16 travailleurs tués dans un incendie en Chine

 

L’agence de presse officielle chinoise rapporte que 16 personnes ont été tuées et cinq blessées mardi dernier, dans un incendie qui a ravagé une fabrique de chaussures à Wenling, dans la province du Zhejiang, dans l’est de la Chine.

D’après l’agence de presse d’État Xinhua, l’incendie a fait rage durant trois heures et détruit l’usine Dadong Shoe Company, sur une superficie d’environ 800 mètres carrés. Il a fallu près d’une centaine de pompiers pour maîtriser le feu. Une vingtaine de personnes ont pu être sauvées.

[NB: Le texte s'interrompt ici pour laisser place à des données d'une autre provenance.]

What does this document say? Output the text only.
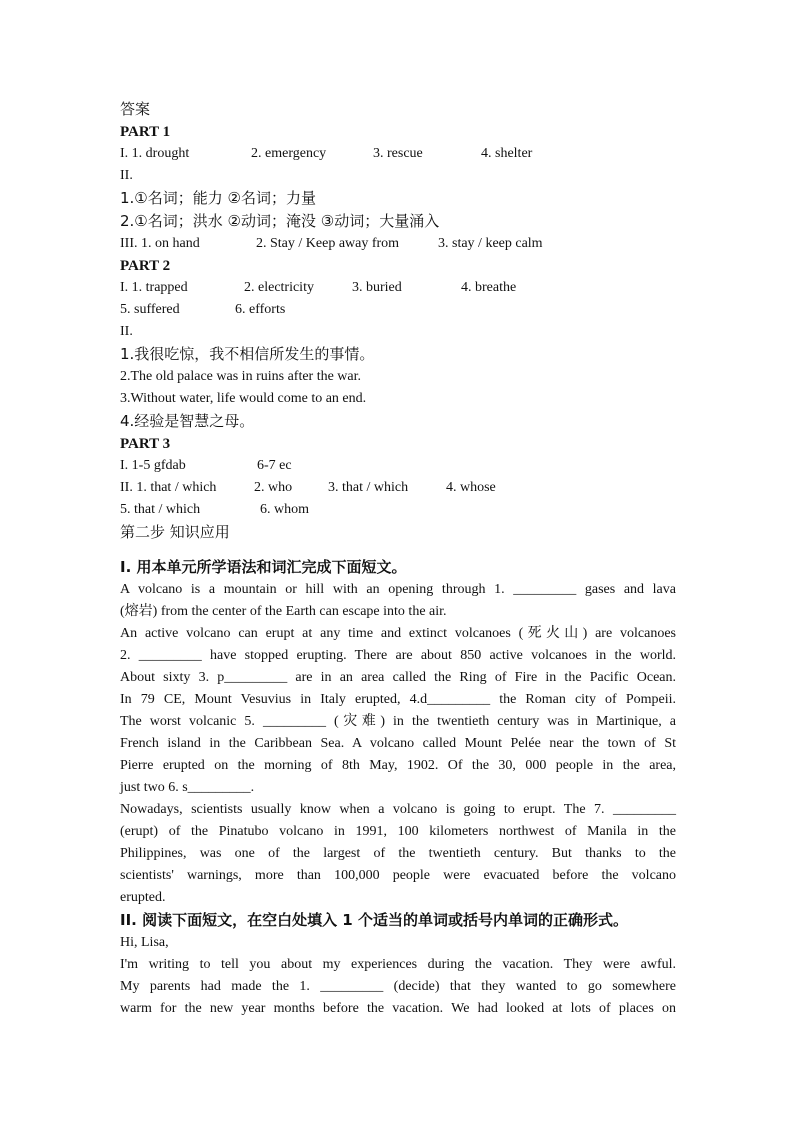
答案

PART 1

I. 1. drought	2. emergency	3. rescue	4. shelter

II.

1.①名词；能力 ②名词；力量

2.①名词；洪水 ②动词；淹没 ③动词；大量涌入

III. 1. on hand	2. Stay / Keep away from	3. stay / keep calm

PART 2

I. 1. trapped	2. electricity	3. buried	4. breathe

5. suffered	6. efforts

II.

1.我很吃惊，我不相信所发生的事情。

2.The old palace was in ruins after the war.

3.Without water, life would come to an end.

4.经验是智慧之母。

PART 3

I. 1-5 gfdab	6-7 ec

II. 1. that / which	2. who	3. that / which	4. whose

5. that / which	6. whom

第二步 知识应用

I. 用本单元所学语法和词汇完成下面短文。

A volcano is a mountain or hill with an opening through 1. _________ gases and lava

(熔岩) from the center of the Earth can escape into the air.

An active volcano can erupt at any time and extinct volcanoes (死火山) are volcanoes

2. _________ have stopped erupting. There are about 850 active volcanoes in the world.

About sixty 3. p_________ are in an area called the Ring of Fire in the Pacific Ocean.

In 79 CE, Mount Vesuvius in Italy erupted, 4.d_________ the Roman city of Pompeii.

The worst volcanic 5. _________ (灾难) in the twentieth century was in Martinique, a

French island in the Caribbean Sea. A volcano called Mount Pelée near the town of St

Pierre erupted on the morning of 8th May, 1902. Of the 30, 000 people in the area,

just two 6. s_________.

Nowadays, scientists usually know when a volcano is going to erupt. The 7. _________

(erupt) of the Pinatubo volcano in 1991, 100 kilometers northwest of Manila in the

Philippines, was one of the largest of the twentieth century. But thanks to the

scientists' warnings, more than 100,000 people were evacuated before the volcano

erupted.

II. 阅读下面短文，在空白处填入 1 个适当的单词或括号内单词的正确形式。

Hi, Lisa,

I'm writing to tell you about my experiences during the vacation. They were awful.

My parents had made the 1. _________ (decide) that they wanted to go somewhere

warm for the new year months before the vacation. We had looked at lots of places on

La cause de l’incendie n’a pas encore pu être déterminée, mais une enquête est en cours.

Mercredi, la police a détenu deux des propriétaires de l’usine ainsi qu’un gérant.

Cette tragédie révèle une fois de plus la dangerosité des conditions de travail et les normes de sécurité précaires que continuent d’affronter les travailleurs chinois.

La croissance économique vertigineuse qu’a connue la République populaire de Chine (RPC) ces vingt dernières années a été ternie par des accidents industriels en série qui ont valu aux autorités d’être vivement critiquées pour la manière dont elles traitent la sécurité de leur main-d’œuvre gigantesque.

En juin dernier, l’incendie le plus mortel en une décennie, provoqué par un court-circuit dans une usine de traitement de volaille dans le nord-est de la province de Jilin, a coûté la vie à quelque 120 personnes.

Une enquête a ensuite révélé que les issues de l’usine avaient été condamnées, piégeant les travailleurs à l’intérieur.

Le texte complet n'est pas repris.